Я поверил сначала, будто это была уловка или для того, чтобы меня больше не видеть, или же помешать мне узнать о каком-нибудь свидании, назначенном ею ее поклоннику. Тем не менее, это оказалось правдой, и она не соврала на этот раз, хотя ей и случалось врать, как легко было заметить по тому, что она наговорила мне о так называемом пьянстве своего отца. Как бы там ни было, пребывая по-прежнему в сомнении, правда ли содержалась в ее записке или нет, я отправился прямо к ее двери осведомиться, действительно ли ее муж вернулся. Один сосед на ломаном французском сказал мне, что да, и спросил меня, не хочу ли я поступить к тому на службу; он мне сказал в то же время, что он бы мне этого не посоветовал, поскольку кроме того, что тот был беднее последнего нищего, он был еще и очень неуживчивым хозяином. Не было ничего удивительного в том, что этот человек принял меня за лакея. У меня была всего лишь одна одежонка, да и та вся в лохмотьях, а мои грязные волосы скрывал парик, я взял его с собой специально для этого вояжа, дабы быть менее узнаваемым. Я ему ответил, что, по правде, я искал состояния, но надо бы ему знать, когда удаляешься от своей страны, как это сделал я, не следует быть особенно разборчивым в том, какой мэтр тебе попадется; пока приходится довольствоваться тем, чтобы он дал тебе пропитание, ожидая, когда сможешь найти лучшего; итак, я попросил его сказать, какого сорта лакея тот искал, дабы я увидел, буду ли я способен к этому или нет. Он мне заметил, что тот искал повара, по крайней мере, тот сам ему так сказал. Тогда я направился прямо к мужу моей Англичанки в моих дрянных одеждах. Они прекрасно сочетались с предложением услуг, какое я намеревался ему сделать, а так как я очень хорошо умел готовить рагу, то вовсе не боялся, что он поймает меня на слове. Я ничуть не боялся также, что это помешает обязательствам, какие я принял на [375] себя перед Месье Кардиналом, прежде чем явиться в эту страну. Я уже знал, что мои хлопоты на кухне в этом доме не займут у меня много времени и не воспрепятствуют моим походам за новостями, когда я сочту это нужным.
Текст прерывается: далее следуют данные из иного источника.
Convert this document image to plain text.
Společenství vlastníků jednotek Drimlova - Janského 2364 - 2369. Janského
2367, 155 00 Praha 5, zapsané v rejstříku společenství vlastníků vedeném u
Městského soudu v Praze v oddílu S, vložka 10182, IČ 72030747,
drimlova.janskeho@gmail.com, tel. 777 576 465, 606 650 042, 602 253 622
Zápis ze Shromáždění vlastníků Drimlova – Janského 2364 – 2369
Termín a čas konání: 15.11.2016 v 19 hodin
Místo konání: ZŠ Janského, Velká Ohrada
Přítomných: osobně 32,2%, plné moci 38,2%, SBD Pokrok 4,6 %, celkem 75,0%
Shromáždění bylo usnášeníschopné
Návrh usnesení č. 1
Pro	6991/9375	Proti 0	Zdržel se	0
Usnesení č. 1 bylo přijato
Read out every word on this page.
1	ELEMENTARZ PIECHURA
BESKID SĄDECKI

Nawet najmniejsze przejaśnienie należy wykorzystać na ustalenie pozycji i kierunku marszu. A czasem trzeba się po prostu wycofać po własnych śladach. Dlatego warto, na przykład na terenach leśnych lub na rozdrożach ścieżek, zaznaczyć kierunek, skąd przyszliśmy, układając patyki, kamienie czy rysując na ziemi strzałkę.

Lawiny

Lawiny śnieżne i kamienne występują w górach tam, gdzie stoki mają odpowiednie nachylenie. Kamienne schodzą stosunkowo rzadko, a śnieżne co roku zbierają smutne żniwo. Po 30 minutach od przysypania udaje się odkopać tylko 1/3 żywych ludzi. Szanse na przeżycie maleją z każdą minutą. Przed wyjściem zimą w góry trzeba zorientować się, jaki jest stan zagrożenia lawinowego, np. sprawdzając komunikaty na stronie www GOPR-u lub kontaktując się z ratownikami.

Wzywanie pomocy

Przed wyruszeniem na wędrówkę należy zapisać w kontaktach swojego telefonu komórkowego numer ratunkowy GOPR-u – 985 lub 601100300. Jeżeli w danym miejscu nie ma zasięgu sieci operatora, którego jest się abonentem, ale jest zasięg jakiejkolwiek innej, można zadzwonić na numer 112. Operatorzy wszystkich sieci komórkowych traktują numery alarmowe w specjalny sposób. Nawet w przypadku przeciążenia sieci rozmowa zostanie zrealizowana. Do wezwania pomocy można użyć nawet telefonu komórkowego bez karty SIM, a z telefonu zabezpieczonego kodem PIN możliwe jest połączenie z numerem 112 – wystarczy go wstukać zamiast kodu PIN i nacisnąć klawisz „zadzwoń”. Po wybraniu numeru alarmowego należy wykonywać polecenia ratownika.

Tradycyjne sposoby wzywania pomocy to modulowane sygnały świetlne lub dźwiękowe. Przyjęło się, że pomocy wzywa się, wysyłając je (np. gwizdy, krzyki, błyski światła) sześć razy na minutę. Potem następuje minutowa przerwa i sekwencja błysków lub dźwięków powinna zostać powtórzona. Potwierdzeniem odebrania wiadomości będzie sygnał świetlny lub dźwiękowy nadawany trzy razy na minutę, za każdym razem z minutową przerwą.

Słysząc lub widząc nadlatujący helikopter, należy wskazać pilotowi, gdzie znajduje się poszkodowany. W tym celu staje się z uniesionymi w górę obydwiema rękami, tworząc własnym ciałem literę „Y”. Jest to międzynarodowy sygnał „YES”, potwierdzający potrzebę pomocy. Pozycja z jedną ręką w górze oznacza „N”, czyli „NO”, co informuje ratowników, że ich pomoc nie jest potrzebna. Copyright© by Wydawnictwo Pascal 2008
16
Сам муж Дамы открыл мне дверь, когда я к ним постучал. Я испугался, увидев его, так как он был человеком с весьма непривлекательной миной, а руки его были черны, как у угольщика, что я явился слишком поздно для поступления на эту должность. Я его самого принял за повара, да и физиономия у него была скорее поварская, чем дворянская, так что ему потребовалось сказать мне, кем он был, прежде чем я смог поверить, что это и в самом деле он самый. Он меня спросил сначала, кто мне сказал, будто ему нужен слуга, и когда я ему ответил, что это был тот человек, от кого я вышел, он мне велел пойти на кухню приготовить ему ужин, и, смотря по тому, будет ли он доволен мной, мы после переговорим о плате, какую бы я хотел у него получать.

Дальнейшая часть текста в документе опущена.